Is the content focus preventing DALL-E from being a genius artist? If I were to tell you about a person who can create beautiful and vivid images of anything you ask of her and even perfectly imitate the style of other artists, the word “genius” would not be far off your tongue. Still, it seems a totally inappropriate description of DALL-E. In fact, I’ve only seen it attributed to DALL-E when it was in Comic Genius. Why is that? What is a brilliant artist doing that is so alien to DALL-E? The genius artist sets an aesthetic standard and opens up new avenues of sensibility, showing in the work itself an example of the logic of this new kind of sensibility. The genius in this sense is an instructive figure whose primary means of education is the work of art. DALL-E may teach us many things about the generative abilities of machines, but it is instinctively obvious that it cannot teach us anything about our own sensibilities. Looking at the images generated by DALL-E, one does not get the impression that there is still much to learn about beauty. One marvels at the flawless technical work. This draws on something common to our expectations of AI, that it is an alien and independent producer of meaning. On that front, it’s almost certainly doomed to disappoint. Where the lack of meaning we experience prompts us to create meaning, the lack of meaning has a positive, productive presence; the insignificance in a deep learning model remains completely negative, it cannot do anything with it.

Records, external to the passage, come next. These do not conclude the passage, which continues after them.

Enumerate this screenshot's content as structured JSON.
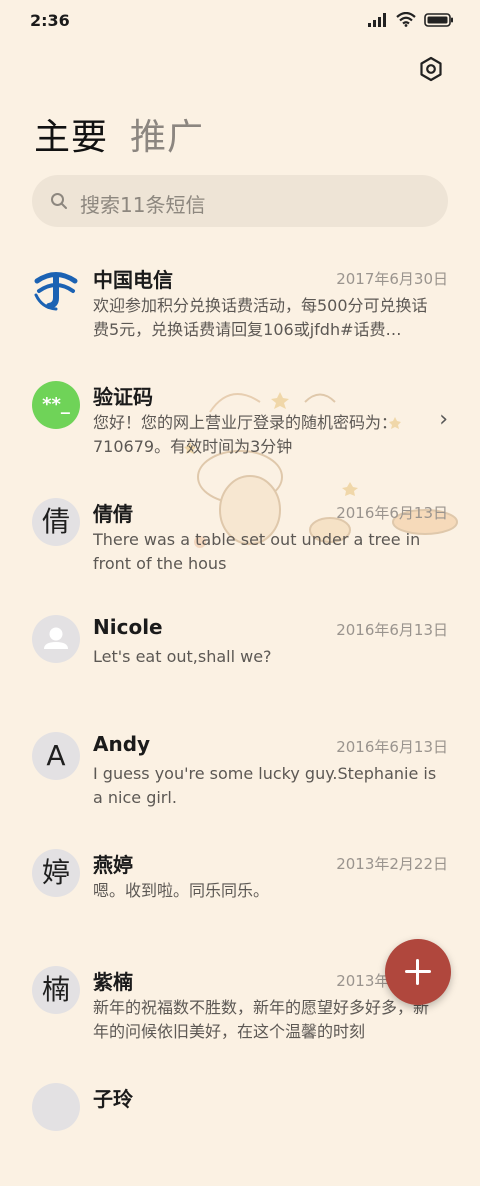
{
  "status": {
    "time": "2:36"
  },
  "tabs": [
    {
      "label": "主要",
      "active": true
    },
    {
      "label": "推广",
      "active": false
    }
  ],
  "search": {
    "placeholder": "搜索11条短信"
  },
  "messages": [
    {
      "name": "中国电信",
      "date": "2017年6月30日",
      "preview": "欢迎参加积分兑换话费活动，每500分可兑换话费5元，兑换话费请回复106或jfdh#话费…",
      "avatar": "",
      "avatar_icon": "china-telecom-logo"
    },
    {
      "name": "验证码",
      "date": "",
      "preview": "您好！您的网上营业厅登录的随机密码为：710679。有效时间为3分钟",
      "avatar": "**_",
      "avatar_color": "#6fd358"
    },
    {
      "name": "倩倩",
      "date": "2016年6月13日",
      "preview": "There was a table set out under a tree in front of the hous",
      "avatar": "倩"
    },
    {
      "name": "Nicole",
      "date": "2016年6月13日",
      "preview": "Let's eat out,shall we?",
      "avatar": "",
      "avatar_icon": "person-icon"
    },
    {
      "name": "Andy",
      "date": "2016年6月13日",
      "preview": "I guess you're some lucky guy.Stephanie is a nice girl.",
      "avatar": "A"
    },
    {
      "name": "燕婷",
      "date": "2013年2月22日",
      "preview": "嗯。收到啦。同乐同乐。",
      "avatar": "婷"
    },
    {
      "name": "紫楠",
      "date": "2013年2月22日",
      "preview": "新年的祝福数不胜数，新年的愿望好多好多，新年的问候依旧美好，在这个温馨的时刻",
      "avatar": "楠"
    },
    {
      "name": "子玲",
      "date": "",
      "preview": "",
      "avatar": ""
    }
  ],
  "colors": {
    "background": "#fbf1e3",
    "fab": "#b0473d",
    "verify_avatar": "#6fd358"
  }
}
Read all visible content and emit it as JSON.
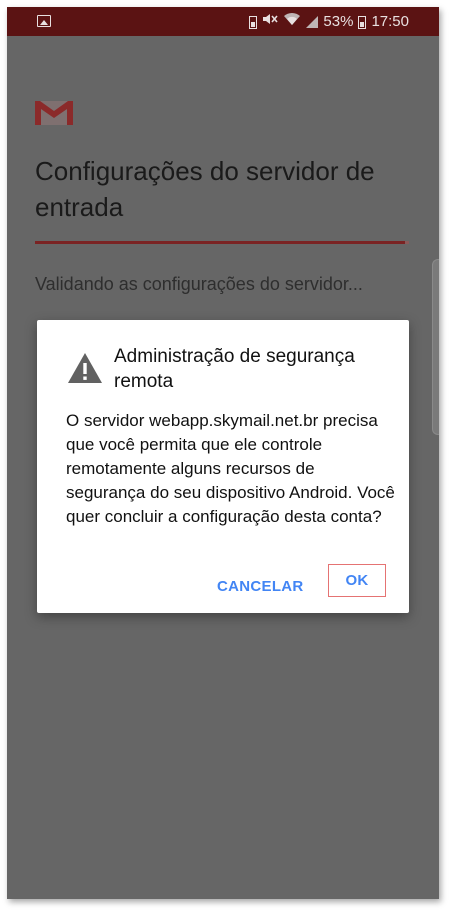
{
  "status_bar": {
    "battery_percent": "53%",
    "time": "17:50"
  },
  "screen": {
    "title": "Configurações do servidor de entrada",
    "validating_text": "Validando as configurações do servidor...",
    "progress": 0.99
  },
  "dialog": {
    "title": "Administração de segurança remota",
    "message": "O servidor webapp.skymail.net.br precisa que você permita que ele controle remotamente alguns recursos de segurança do seu dispositivo Android. Você quer concluir a configuração desta conta?",
    "cancel_label": "CANCELAR",
    "ok_label": "OK"
  },
  "colors": {
    "status_bar": "#5b1313",
    "overlay": "#666666",
    "accent_button": "#4285f4",
    "ok_highlight": "#e57373",
    "gmail_red": "#8b2a2a"
  },
  "icons": {
    "gallery": "image-icon",
    "status_set": [
      "battery-saver-icon",
      "mute-icon",
      "wifi-icon",
      "signal-icon",
      "battery-icon"
    ],
    "app_logo": "gmail-logo-icon",
    "dialog_icon": "warning-icon"
  }
}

So, if not an artistic genius, why do some feel that DALL-E is a “comics genius”? DALL-E opens up some interesting and dangerous avenues of human endeavors, mainly related to the fate of visual artists in our society. But we should focus on what it is now, on that actually existing AI, so to speak. Currently, DALL-E could best be characterized as a meme machine. Most content created with DALL-E is what you call “high-effort memes”: something stupid that requires a lot of work. (There’s the famous example of “The Bee Movie, but every time someone says bee, it speeds up,” and its many, many variations.) As Wikipedia puts it: “Most coverage of DALL-E is focused to a small subset of ‘surreal’ or ‘quirky’ issues.” That’s no coincidence. When we are presented with something that converts our wildest thoughts into images, the first instinct is to do something absurd. (Of course, this is only true because OpenAI has banned pornographic solicitations. After porn, gaming is the most popular use of technology.) So we ask for an avocado on a lawn chair, Hegel on a bagel, or two baked potatoes at a business meeting. These intentionally silly prompts have an interesting effect when built into a powerful, cutting-edge piece of technology. There’s an inherent incongruity about it. The material is absolutely ludicrous, while the machine that operates it is as serious as it gets. The highest is connected to the lowest. As Herbert Spencer points out in his Physiology of Laughter (1860), which is generally pretty funny. As it stands now, DALL-E is an invitation for us to play, and it’s fun to play with something very serious. DALL-E could be a comic genius because, in the manner of a good comic actor, he can turn plain old nonsense into comedy gold. In the end, both are about performance.